In the case of cache also as I mentioned earlier data needs to be replicated in multiple regions if not then if one cache region went down all the users whose data stored by that region will be impacted, if we have replication, data can be available from other areas.
Another important thing is when we are adopting Horizontal scaling we must have to make sure it can auto-scale based on the load, we need to treat each node as cattle, not like pets, so if one node malfunctioned we can kill that node(I am against animal cruelty) and spawn another one automatically. Now If your services have server affinity or Load balancer works on sticky session strategy auto-scaling is not possible, so fix the same. Your organization's infrastructure must be capable of self-healing and spawning new nodes based on the load. So it is advisable to use containerization and container orchestrators like Kubernetes, Docker swarm to handle this.
To check whether your service has server affinity or not, you can randomly kill nodes by Chaos Monkey and chaos tool kit to see the outcome.
Infrastructure, Resilience, and Chaos Engineering
Chaos in Infrastructure::
While adopting Microservices you have to have strong infrastructure support, most of the organizations either use cloud providers or they have their internal cloud or own data centers whatever the case, your Microservices architecture depends on Infrastructure if infrastructure fails you Microservice also fails.
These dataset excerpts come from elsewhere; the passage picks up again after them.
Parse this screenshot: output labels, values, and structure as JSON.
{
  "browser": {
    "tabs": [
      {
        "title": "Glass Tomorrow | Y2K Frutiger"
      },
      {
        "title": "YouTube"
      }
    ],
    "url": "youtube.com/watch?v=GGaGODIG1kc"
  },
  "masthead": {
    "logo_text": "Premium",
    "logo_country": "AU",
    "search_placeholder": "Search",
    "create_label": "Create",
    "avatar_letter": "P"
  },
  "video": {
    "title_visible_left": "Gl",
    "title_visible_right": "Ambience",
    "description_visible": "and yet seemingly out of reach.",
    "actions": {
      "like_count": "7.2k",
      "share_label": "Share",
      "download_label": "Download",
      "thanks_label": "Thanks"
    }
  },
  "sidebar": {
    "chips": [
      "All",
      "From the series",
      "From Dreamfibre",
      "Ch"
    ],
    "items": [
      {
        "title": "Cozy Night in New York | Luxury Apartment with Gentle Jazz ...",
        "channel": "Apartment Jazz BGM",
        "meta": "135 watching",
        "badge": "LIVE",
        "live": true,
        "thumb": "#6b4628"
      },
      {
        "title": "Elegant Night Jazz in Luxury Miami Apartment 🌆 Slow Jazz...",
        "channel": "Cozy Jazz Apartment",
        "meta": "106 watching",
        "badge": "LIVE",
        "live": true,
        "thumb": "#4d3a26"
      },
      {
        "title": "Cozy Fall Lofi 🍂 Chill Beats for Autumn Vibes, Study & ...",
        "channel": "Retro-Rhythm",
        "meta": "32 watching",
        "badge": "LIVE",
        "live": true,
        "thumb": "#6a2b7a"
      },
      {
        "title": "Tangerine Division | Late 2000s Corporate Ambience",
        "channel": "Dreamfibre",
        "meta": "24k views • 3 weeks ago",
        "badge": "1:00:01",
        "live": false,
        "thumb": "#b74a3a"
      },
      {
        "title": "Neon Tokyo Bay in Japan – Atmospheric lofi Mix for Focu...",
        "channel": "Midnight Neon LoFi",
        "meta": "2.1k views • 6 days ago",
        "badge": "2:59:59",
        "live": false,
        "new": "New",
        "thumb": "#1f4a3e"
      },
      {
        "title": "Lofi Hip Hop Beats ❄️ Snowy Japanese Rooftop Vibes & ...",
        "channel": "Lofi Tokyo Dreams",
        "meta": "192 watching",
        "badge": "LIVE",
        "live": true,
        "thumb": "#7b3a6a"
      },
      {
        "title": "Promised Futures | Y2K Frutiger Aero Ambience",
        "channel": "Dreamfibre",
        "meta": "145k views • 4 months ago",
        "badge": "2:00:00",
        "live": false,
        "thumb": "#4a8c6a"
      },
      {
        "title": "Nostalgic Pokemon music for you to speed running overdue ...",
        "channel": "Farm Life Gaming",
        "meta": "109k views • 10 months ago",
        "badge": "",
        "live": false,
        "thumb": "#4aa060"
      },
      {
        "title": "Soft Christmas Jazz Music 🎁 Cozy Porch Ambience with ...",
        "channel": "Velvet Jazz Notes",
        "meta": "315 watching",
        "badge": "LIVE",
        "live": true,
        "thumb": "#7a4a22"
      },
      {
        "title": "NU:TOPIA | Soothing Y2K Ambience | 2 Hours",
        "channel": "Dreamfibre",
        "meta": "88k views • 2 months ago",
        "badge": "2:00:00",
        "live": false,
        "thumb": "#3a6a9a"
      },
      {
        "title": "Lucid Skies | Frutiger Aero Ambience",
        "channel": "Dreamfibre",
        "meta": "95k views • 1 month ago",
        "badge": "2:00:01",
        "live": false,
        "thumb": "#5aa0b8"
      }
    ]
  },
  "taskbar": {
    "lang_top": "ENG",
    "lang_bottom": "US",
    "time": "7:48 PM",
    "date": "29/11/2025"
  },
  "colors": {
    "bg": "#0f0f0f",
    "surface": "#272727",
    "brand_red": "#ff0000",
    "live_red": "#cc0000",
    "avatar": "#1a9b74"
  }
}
So we must think about infrastructure failure and design our architecture in such a way we can mitigate the failure.
For infrastructure, we must need to have a Multi-Region strategy and failover mechanism, so that if one region's infrastructure goes down another region can serve that region's users.
Also, we need to choose Data center smartly so that two data center physical distance is not too much if it is so network hoping time increases so response time increases, but they Physically must be far apart so that natural calamities, Terrorist attack occur it should not impact both data centers.
Using Chaos Kong we can take down the entire region to see how failover works.
- You must have a well-designed DevOps Pipeline where you can test Chaos engineering roughly 1% load to flow to Chaos engineering Path to test how your system reacts.
- You need to have well-designed container orchestration techniques, where you can manage the containers, autoscaling, failover, networking rule, etc
- Chaos engineering is meant for a complex business system, if your system is simple enough don’t adopt chaos engineering it will increase the overhead and cost of your business.
- After adopting Chaos engineering you must conduct the Gameday concept, the day when you do the Chaos testing in productions and it has to be conducted at a regular interval.
- You need to have automation platforms and implement the chaos quality gates, which do all types for failure testing. If your team has to do it manually so then in the long run the team will lose interest and it will be out of control.
- If you identify a new failure in production during chaos engineering you need to terminate the test and reroute it to the original route so the user does not experience any error.
- In case of new bugs identified in chaos testing, the team must need to do RCA of that and try to solve it and then find a way to automate it and assimilate it in chaos quality gates.
- The organization must have a Chaos Checklist, every service needs to pass that checklist then only it will be promoted to production.
- Chaos engineering in production is risky if your team is not skilled enough, it will be better to start with lower environments and once the team acquired the skill then try to do it in Production.
- While testing in production it is important to minimize the blast radius, unnecessary giving pain to customers is not a good way to experimenting chaos, so the chaos engineering team must ensure to keep the experience in the minimal blast radius and fall back to the original route if something went wrong.